A valid SKILL.md configuration is designed to be easily read by humans and parsed by LLMs. It contains precise system instructions, trigger conditions, required parameters, and execution examples. Below is the typical architectural blueprint of a professional agent skill:

  • Metadata & Core Scope: Declares the name of the skill, author details, target models, and a description of the capability.
  • Triggers & Intent Detection: Details semantic triggers that help the agent decide when to invoke this skill.
  • System Prompts: Explicit system-level instructions that direct the agent's behavior, personality, safety guardrails, and formatting preferences.
  • Capabilities & Tools: Lists the files, databases, or APIs the agent must access to complete the tasks.
  • Few-Shot Examples: Demonstrates real inputs and outputs, helping the model generalize behavior through in-context learning.

Optimizing Agent Workflows for Modern LLMs

Writing effective agent skills requires deep knowledge of prompt engineering. With the release of advanced reasoning models like Claude 3.5 Sonnet, ChatGPT o1, and DeepSeek-V3, prompt templates must focus on structured thinking. Developers are encouraged to use XML tags (e.g., <thought>, <context>, and <rules>) to isolate execution boundaries. Standardized prompts prevent agents from suffering from context drift, ensuring that long-running tasks remain aligned with the initial system parameters.

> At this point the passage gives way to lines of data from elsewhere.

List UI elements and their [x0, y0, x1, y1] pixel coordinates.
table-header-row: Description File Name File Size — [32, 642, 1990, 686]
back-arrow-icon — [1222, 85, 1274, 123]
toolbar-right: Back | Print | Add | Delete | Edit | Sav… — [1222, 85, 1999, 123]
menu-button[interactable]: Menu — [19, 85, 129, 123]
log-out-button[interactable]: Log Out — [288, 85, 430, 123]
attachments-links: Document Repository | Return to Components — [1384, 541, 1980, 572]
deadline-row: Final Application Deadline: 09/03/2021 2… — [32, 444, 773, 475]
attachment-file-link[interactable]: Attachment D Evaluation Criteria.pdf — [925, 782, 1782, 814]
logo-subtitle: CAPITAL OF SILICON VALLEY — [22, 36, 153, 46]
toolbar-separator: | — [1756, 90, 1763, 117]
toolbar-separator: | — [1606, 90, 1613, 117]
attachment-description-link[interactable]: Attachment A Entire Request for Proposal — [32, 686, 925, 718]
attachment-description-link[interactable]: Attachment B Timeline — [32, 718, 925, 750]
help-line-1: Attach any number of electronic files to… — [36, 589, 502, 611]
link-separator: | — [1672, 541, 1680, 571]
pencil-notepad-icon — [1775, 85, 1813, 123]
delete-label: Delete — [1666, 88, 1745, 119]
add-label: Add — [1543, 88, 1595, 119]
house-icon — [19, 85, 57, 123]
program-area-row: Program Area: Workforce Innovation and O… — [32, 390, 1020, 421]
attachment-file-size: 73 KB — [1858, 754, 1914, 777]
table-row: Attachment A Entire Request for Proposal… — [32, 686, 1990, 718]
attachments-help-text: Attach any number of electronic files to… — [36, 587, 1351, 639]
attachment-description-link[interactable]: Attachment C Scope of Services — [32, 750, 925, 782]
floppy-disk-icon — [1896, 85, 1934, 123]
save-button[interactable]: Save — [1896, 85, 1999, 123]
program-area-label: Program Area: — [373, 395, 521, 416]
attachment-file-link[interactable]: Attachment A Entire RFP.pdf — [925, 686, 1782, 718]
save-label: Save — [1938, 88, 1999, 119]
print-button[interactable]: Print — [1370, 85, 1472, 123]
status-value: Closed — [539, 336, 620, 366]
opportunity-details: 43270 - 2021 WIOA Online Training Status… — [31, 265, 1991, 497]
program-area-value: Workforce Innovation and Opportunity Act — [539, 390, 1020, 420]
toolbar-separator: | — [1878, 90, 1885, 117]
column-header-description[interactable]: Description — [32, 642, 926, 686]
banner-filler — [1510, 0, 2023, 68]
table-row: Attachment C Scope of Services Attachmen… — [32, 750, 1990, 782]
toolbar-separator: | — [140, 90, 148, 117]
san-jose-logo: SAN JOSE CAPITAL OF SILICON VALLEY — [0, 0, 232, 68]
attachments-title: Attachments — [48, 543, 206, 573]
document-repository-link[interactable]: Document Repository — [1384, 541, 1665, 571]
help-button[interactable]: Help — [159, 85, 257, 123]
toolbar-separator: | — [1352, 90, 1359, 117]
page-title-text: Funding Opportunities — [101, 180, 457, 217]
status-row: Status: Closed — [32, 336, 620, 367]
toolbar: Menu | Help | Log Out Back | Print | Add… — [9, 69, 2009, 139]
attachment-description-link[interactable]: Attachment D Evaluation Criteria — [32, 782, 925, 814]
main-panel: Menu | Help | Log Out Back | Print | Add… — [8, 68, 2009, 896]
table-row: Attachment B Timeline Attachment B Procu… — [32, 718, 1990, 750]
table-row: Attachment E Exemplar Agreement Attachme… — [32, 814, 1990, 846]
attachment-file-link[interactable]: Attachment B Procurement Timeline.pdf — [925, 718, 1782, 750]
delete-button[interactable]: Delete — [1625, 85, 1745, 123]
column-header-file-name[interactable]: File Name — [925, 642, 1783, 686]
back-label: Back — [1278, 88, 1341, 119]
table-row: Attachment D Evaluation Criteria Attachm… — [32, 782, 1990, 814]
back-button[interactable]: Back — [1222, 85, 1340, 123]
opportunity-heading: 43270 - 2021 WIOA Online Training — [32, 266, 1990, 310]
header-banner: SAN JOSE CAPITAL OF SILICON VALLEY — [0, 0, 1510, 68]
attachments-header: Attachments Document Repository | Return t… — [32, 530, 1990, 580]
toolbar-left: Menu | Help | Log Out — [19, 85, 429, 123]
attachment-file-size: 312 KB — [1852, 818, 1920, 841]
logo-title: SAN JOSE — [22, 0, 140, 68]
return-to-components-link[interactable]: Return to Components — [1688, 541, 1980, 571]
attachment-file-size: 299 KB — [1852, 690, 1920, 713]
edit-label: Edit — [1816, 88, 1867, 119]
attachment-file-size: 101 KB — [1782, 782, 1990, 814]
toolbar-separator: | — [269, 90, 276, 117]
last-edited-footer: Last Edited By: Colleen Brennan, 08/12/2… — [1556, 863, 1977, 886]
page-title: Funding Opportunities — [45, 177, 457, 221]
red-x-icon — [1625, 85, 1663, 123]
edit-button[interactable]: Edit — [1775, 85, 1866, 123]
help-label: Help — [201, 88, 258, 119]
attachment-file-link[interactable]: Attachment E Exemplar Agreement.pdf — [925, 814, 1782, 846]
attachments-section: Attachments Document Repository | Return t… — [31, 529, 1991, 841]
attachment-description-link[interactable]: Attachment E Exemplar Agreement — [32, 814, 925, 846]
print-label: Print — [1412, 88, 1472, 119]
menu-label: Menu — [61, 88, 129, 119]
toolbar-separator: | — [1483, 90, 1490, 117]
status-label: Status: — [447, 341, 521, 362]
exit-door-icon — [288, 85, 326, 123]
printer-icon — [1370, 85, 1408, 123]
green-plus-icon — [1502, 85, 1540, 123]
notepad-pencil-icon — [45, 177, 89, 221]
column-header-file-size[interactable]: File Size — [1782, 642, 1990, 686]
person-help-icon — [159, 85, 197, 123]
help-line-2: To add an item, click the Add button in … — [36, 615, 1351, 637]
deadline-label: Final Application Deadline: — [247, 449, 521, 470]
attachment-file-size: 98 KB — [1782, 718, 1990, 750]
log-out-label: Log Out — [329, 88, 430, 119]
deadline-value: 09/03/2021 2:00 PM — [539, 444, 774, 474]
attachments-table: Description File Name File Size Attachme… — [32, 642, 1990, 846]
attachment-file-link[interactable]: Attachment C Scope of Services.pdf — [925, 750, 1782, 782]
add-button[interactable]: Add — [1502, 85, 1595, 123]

Exploring by SOC Occupations and Creator Profiles

What makes SkillMD unique is its taxonomy. Instead of simple text search, we parse and organize files according to the Standard Occupational Classification (SOC) system. This means you can discover skills written for Computer and Mathematical roles, Business and Financial operations, Legal, Design, and and Educational Instruction fields. By tracking creator profiles, developers can study how different teams organize their custom instructions, compare version updates, and fork public configs for specialized enterprise use cases.

SkillMD operates as a high-performance index running on a fast Go backend and a highly responsive Astro SSR frontend. All search queries execute in milliseconds, featuring smart debouncing to prevent multiple API requests while keeping user data secure. Join our community of developers to standardize your AI agent instructions and optimize your LLM prompting workflows today.

8 QUESTIONS

Frequently Asked Questions

A practical guide to agent skills: what they are, how to inspect them, and how SkillMD helps you explore the ecosystem.